Having just lost a dog myself, I know how agonising it can be to have to weigh up costs as well as clinical and ethical considerations. That is not just the cost of treatment but the cost of aftercare following intervention including time that may be lost from earning or to look after a very sick dog or to pay back a loan. There are no guarantees that intervention will be successful but the cost will remain to be paid and may affect the ability to own another dog. The only illness that my dog had in the 7½ years that he lived with me was the terminal one that was diagnosed a few weeks before his death which was well within the bounds of the average for his breed. So, in the event, the cost of insurance would not have been worth it. Some of that was due to luck and some to judgment in the decision to buy that dog in the first place and the care and training that he had that made him less prone to accident, illness and disease.
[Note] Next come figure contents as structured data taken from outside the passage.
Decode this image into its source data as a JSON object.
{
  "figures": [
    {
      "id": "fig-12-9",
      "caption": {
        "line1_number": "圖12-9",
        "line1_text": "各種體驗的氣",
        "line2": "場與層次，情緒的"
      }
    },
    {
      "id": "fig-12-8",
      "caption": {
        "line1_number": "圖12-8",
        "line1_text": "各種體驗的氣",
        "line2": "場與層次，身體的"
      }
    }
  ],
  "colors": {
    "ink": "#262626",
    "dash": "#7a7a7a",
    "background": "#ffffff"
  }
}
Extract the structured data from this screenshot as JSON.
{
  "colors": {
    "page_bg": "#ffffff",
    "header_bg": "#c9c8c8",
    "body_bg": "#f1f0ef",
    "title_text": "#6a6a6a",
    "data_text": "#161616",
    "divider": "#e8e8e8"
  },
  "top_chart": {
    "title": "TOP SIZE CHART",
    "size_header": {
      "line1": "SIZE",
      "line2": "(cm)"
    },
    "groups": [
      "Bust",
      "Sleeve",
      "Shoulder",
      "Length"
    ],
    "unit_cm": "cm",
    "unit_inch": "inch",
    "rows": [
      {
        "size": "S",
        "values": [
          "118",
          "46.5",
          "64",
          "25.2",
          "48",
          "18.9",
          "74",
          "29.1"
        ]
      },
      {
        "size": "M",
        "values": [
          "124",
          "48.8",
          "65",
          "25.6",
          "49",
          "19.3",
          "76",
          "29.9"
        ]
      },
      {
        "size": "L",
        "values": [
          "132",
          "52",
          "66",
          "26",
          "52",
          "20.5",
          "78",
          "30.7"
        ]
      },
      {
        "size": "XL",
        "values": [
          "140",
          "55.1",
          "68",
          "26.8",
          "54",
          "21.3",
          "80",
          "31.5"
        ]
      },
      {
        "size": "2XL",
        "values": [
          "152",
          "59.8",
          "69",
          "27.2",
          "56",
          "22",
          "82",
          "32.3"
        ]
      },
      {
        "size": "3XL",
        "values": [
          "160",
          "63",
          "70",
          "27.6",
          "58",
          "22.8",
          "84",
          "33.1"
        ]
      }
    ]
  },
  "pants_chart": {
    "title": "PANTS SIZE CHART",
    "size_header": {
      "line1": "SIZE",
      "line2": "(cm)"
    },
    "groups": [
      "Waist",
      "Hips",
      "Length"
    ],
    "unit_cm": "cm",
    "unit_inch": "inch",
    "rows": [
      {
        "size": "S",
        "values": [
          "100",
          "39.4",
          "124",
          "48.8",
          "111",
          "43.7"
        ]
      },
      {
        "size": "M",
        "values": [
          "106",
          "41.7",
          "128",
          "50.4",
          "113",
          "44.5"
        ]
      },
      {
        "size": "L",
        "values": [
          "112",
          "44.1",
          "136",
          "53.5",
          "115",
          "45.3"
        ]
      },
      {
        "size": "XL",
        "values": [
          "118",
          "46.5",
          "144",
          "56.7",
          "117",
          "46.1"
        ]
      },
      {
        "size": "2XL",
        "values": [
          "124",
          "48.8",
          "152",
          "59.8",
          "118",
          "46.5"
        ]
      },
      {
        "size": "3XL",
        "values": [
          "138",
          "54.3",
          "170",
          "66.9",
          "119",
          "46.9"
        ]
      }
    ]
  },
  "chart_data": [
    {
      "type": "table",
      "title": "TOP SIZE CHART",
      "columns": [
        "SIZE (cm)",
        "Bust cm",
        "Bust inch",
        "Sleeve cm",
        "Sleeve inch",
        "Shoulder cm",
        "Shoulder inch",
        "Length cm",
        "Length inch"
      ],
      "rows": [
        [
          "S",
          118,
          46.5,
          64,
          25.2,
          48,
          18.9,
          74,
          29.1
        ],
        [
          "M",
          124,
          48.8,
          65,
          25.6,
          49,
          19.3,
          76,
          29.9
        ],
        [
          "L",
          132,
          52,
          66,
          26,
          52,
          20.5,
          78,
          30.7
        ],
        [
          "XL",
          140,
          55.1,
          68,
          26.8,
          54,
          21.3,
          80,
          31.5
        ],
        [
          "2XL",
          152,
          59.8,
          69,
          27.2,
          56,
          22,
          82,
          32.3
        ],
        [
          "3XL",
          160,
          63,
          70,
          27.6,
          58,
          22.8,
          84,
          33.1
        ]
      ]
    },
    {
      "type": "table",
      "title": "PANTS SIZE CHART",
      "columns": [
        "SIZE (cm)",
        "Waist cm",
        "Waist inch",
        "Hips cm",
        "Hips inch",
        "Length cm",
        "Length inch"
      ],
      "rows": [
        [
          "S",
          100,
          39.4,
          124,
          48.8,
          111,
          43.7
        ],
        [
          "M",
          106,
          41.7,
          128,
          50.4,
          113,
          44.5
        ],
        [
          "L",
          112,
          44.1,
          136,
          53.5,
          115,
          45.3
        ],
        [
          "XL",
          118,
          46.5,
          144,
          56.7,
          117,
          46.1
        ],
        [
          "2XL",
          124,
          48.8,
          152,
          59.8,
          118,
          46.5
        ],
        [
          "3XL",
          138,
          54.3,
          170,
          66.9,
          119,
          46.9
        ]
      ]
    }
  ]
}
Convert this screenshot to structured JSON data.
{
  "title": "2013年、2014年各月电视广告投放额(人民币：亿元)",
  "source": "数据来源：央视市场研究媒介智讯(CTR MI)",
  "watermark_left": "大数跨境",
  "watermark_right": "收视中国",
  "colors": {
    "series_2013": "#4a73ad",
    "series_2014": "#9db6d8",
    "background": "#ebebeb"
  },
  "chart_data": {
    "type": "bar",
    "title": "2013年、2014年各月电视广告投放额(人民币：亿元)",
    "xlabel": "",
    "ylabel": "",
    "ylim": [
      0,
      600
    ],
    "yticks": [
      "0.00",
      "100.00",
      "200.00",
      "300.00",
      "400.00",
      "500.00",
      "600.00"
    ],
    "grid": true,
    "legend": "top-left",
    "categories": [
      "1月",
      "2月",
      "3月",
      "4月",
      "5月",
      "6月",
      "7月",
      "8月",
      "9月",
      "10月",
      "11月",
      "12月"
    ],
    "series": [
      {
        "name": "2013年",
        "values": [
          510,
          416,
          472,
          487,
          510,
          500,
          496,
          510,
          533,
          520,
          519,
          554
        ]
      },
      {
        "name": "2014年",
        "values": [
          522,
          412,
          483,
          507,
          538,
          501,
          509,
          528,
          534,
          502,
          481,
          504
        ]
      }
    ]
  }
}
Clinical and ethical considerations would always come first for vet (save for the rare criminally irresponsible individual) and owner but it would be untrue to pretend that money is not an issue for both. As to insurance, it may well be that the balance tips away from favouring insurers if fewer people can afford the products. In that case, it is possible that insurers will offer ever-more complex products in which case – caveat emptor.

At the end of the day, animal insurance has been beneficial to owners, animals and veterinary and human science in general but it, like owning a companion animal is a relative luxury that, like all luxuries, must be weighed in the balance before undertaking.